Mexico City must have once been a sizable and manageble metropolis, but with the explosion of population in the cities sometime in the last century, the city has grown and grown and grown. From the plane you can see the houses stretching as far up the hillsides as they dare before petering just before the summit.
Every inch of space is used in Mexico City. washing lines hang between television aerials, cars are parked in back gardens. This is partly why the city is so enthralling. When you're surrounded by attempts at efficiency and spacial planning that would make a gym look flabby, it gives you an extra kick of energy and get up and go. Why should you hang around when everyone else is up and doing? The other thing Mexico City gives you is exhaustion. I suppose the combination of high altitude, pollution and frenzied activity will inevitably cause this but it's a suprising.
On the way from the airport to my hostel, the incredibly good value and chirpy Hostal Moneda, one other thing intrigues me. There are police, traffic policemen, gardeners, street sweepers, police cars, information points everywhere. They all have their own uniforms, they all look impressive and they all seem to blow whistles from morning until midnight. Being conspicously a tourist, its quite reassuring that there is a small army ready to give directions or advice at every corner. There are also a lot of armed policemen. While this might make a traveller ill at ease the Mexican gun carriers don't. During the official part of the present Iraq War, journalists at one time were keen to point out the difference between the Britsh and American army's way of interacting with the local population. Most reporters, ive the opinion that the British army were much more palatable ostensibly because the standard way of carrying and walking with an SA80, the army's official rifle, is across the waist with the butt resting in the crock of your elbow and the muzzle pointing down and off to one side. The american way to carry the M16 is to have the butt still in the elbow but the muzzle pointing up. It may seem trivial but if I was asked how I wanted a foreign invading force to carry highly powerful firearms around my home town or past my business, I would immediately reply that the British way is less threatening. It also opens up the chest and face of the soldier which makes them seem much more approachable and allows me to see who their face more clearly. To cut a long platitude slighty shorter I will say that the Mexican armed policeman use the British method and so if you walk past the odd gun touting Mexican Officer, you are less worried that he will have an itch in his trigger finger.
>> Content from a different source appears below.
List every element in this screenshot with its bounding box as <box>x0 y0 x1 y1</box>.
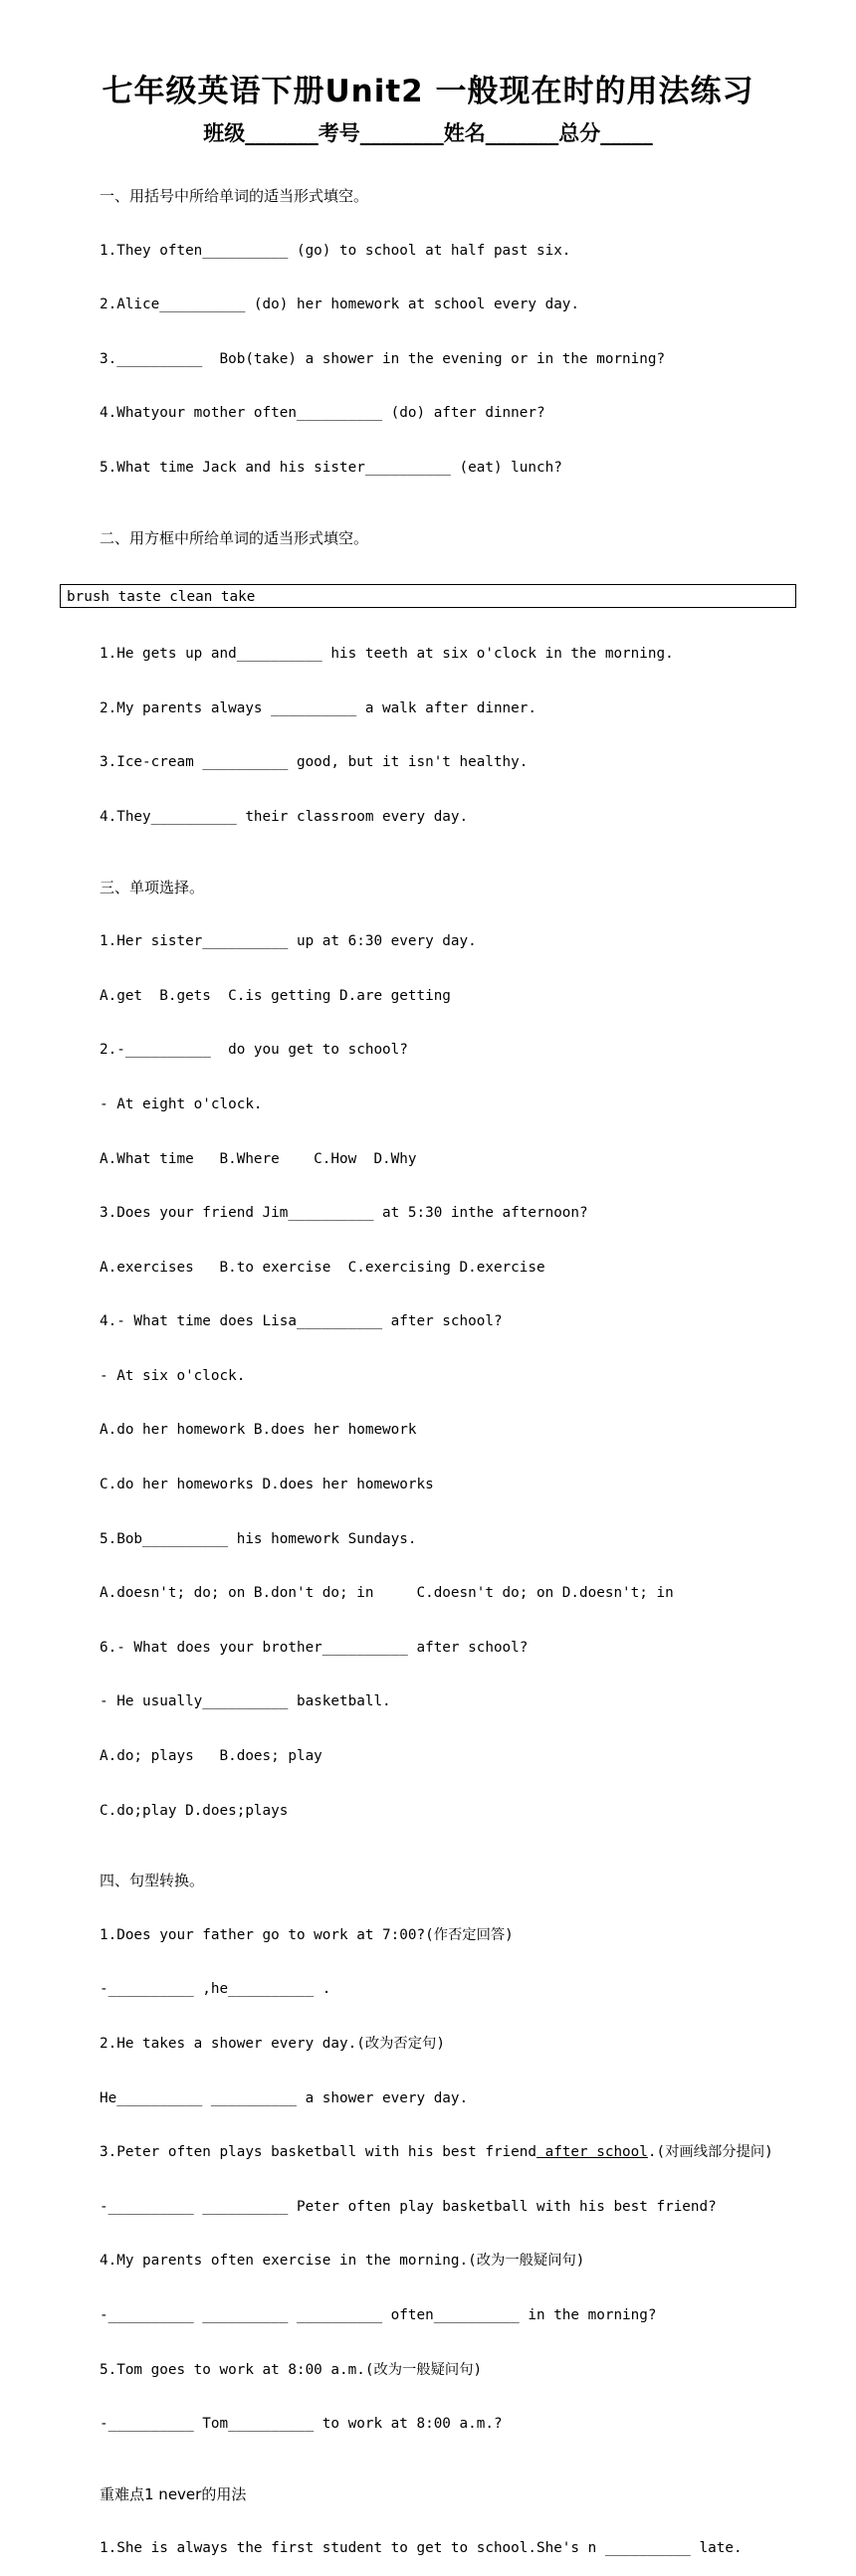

The Zocalo, the main square in Mexico City is amazing. There are few more impressive buildings that the Plaza Nacional and the constant voices of gardeners and traffic policemen make this the square a thrill to wander in. The architecture is amazing too. The fine filligry hune from the otherwise dingy dark brown stone used my the Spanish colonists, is trully stunning. Each portico and pediment is individual and full of almost farcical decoration. Stone lions here, touthy gargoyles there.